During the night a thaw set in. Snowflakes turned to cold rain and in the dawn the men splashed, shivering, and harnessed the shivering horses. One or two may have drunk a cup of coffee given them by the villagers. The rest knew empty stomachs as well as shivering. The village had once been in the war zone and only old women and children clung precariously to life. They had no food to give or sell. The parade was ordered for six o’clock. Some of the rear wagons, in difficulties with teams, had not come in till the dawn, the Captain and all of them having shared a biscuit or two since breakfast. But at six the battery was reported ready and not a man was late or sick. The horses had been in the open all night.
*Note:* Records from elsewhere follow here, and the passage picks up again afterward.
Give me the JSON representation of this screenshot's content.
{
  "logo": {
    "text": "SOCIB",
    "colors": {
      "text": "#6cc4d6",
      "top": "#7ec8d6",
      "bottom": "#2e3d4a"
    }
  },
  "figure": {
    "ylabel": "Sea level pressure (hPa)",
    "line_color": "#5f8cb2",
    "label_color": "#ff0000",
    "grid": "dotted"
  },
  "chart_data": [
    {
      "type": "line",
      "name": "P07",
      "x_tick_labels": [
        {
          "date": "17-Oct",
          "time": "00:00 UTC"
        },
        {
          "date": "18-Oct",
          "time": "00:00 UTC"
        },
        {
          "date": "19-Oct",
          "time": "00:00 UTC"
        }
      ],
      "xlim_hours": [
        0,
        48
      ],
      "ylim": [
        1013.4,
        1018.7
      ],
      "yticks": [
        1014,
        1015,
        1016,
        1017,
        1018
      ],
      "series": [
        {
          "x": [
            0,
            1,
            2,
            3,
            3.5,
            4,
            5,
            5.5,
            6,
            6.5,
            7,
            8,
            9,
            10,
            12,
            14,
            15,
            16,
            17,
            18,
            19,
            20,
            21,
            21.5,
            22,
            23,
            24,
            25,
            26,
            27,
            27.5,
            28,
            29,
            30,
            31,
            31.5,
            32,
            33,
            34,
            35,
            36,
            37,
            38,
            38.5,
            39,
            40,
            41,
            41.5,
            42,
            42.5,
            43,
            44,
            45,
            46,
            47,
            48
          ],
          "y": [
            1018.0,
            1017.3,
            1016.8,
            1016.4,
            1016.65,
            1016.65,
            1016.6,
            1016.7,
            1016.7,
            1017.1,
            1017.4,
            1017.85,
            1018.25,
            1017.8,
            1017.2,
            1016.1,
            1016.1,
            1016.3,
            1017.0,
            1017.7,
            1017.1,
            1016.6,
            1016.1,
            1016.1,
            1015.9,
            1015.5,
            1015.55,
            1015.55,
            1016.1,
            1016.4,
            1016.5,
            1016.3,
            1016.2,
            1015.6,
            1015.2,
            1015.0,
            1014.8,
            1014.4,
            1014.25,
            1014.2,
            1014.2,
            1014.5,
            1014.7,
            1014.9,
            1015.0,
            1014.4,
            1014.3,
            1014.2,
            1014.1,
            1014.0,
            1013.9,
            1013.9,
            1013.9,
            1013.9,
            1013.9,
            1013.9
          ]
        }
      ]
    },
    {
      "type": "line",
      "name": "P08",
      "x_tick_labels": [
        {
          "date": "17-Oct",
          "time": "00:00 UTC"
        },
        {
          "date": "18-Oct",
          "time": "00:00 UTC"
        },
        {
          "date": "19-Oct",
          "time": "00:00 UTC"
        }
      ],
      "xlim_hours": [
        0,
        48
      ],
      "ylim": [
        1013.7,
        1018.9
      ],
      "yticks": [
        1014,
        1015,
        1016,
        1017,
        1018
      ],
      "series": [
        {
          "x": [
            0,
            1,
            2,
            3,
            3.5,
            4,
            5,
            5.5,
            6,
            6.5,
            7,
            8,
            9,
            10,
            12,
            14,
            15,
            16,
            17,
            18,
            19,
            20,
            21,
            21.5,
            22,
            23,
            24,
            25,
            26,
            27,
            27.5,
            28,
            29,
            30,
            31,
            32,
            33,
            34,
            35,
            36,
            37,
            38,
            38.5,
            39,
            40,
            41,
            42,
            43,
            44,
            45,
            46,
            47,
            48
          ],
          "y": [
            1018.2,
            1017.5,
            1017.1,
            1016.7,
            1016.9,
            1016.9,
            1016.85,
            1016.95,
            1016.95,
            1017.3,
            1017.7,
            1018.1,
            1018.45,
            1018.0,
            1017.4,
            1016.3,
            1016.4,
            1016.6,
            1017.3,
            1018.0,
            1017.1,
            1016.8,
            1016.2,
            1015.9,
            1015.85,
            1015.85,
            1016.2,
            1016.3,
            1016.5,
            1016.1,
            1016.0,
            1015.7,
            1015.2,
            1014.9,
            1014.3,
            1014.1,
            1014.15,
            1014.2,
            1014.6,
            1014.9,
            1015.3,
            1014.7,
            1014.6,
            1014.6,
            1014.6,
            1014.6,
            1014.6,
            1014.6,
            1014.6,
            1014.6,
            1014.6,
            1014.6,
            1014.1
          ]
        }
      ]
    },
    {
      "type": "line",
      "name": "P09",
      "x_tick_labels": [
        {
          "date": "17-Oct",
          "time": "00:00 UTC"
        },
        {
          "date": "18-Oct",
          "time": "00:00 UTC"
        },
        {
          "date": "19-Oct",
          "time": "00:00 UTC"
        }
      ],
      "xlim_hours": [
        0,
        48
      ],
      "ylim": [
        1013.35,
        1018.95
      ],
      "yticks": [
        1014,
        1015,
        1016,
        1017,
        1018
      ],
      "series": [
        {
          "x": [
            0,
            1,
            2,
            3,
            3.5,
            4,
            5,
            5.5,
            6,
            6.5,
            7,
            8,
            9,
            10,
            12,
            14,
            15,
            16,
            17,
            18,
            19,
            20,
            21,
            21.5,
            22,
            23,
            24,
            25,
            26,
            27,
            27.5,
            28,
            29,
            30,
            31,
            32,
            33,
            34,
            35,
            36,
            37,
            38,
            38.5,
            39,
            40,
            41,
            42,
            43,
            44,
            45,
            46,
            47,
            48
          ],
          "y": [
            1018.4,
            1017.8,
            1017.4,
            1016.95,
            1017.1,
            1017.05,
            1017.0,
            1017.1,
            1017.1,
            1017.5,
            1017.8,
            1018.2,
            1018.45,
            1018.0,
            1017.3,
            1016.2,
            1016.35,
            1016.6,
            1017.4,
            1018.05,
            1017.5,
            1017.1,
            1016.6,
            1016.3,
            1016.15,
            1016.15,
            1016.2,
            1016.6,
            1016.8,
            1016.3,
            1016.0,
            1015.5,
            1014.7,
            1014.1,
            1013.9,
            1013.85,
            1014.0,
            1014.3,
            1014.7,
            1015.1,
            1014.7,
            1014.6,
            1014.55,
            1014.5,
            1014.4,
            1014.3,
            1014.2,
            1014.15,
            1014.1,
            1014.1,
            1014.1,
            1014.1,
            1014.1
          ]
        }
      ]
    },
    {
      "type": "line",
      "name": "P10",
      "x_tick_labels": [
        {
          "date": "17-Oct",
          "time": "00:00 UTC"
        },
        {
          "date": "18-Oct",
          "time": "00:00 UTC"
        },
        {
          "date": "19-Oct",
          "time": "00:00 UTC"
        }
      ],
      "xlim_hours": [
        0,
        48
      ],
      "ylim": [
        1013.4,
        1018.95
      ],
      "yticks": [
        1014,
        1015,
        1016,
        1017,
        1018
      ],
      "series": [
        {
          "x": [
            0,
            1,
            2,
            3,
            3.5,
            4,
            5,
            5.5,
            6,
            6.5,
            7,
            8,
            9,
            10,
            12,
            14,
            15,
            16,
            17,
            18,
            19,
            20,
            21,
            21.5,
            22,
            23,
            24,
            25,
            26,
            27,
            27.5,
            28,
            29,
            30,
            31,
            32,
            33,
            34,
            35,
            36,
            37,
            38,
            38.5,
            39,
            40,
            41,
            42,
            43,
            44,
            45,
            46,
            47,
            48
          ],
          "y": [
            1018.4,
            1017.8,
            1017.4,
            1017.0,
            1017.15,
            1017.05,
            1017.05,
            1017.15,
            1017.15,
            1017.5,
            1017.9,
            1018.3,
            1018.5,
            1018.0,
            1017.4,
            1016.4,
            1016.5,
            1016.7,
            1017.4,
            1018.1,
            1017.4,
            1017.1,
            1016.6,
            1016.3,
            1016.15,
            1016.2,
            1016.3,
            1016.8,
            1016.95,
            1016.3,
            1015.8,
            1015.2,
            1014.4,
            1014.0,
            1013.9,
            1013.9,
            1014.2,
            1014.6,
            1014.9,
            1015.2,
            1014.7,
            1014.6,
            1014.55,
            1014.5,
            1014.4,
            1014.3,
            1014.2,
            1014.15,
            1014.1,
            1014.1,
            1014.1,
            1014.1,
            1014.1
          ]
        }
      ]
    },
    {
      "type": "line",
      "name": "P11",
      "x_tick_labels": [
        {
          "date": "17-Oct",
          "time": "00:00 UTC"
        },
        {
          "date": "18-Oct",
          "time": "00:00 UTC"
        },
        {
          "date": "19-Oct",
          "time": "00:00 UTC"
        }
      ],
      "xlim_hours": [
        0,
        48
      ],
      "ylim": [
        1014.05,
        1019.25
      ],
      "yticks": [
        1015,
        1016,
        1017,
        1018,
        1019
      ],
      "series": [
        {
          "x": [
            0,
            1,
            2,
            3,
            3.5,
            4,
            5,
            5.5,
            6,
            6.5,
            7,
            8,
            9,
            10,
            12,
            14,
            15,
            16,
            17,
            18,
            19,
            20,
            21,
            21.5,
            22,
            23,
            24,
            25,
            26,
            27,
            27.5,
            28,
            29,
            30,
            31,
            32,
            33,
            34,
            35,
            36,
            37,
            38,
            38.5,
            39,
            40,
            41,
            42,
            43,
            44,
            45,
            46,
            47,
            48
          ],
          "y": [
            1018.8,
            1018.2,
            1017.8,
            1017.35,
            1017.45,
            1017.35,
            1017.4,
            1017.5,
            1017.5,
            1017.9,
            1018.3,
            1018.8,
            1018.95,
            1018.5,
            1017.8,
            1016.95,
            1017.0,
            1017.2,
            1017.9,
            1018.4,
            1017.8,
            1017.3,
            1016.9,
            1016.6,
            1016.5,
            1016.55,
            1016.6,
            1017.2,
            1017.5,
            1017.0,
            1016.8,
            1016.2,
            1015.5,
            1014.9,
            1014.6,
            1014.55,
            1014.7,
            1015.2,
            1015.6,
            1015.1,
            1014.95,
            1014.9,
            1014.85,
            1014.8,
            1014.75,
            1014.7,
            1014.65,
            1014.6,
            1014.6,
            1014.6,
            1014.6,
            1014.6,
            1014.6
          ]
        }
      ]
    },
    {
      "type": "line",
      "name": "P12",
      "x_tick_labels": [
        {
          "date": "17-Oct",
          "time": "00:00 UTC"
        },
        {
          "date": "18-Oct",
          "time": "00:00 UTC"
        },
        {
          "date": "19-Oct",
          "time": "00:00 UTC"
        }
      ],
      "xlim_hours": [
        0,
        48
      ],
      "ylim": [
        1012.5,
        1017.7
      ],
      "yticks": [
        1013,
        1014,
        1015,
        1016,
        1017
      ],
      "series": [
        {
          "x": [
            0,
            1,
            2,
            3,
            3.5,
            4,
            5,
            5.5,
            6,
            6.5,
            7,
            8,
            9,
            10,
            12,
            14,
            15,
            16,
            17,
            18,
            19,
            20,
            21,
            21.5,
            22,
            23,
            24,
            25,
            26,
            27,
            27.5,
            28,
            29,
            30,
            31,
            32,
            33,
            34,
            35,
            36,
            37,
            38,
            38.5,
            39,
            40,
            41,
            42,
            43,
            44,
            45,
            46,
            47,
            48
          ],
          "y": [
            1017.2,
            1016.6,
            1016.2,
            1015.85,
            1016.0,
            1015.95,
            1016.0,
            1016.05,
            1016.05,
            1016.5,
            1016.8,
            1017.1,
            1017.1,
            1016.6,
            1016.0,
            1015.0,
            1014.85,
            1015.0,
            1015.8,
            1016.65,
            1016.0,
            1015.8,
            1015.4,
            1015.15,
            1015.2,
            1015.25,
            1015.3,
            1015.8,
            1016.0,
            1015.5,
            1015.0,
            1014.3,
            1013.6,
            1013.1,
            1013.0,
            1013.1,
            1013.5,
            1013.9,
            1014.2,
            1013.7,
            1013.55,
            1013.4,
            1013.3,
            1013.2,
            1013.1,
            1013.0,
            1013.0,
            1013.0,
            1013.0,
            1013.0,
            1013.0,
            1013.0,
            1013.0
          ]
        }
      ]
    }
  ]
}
So on we went again with pools of water on the icy crust of the road, the rain dripping off our caps. Would there be food at the other end? Our stomachs cried out for it.
And back in England full-fed fathers hearing the rain splashing against the windows put an extra coal on the fire, crying again, “We will fight to the last man!”; railway men and munitioners yelled, “Down tools! We need more pay!” and the Government flung our purses to them and said, “Help yourselves—of course we shall count on you to keep us in power at the next election.”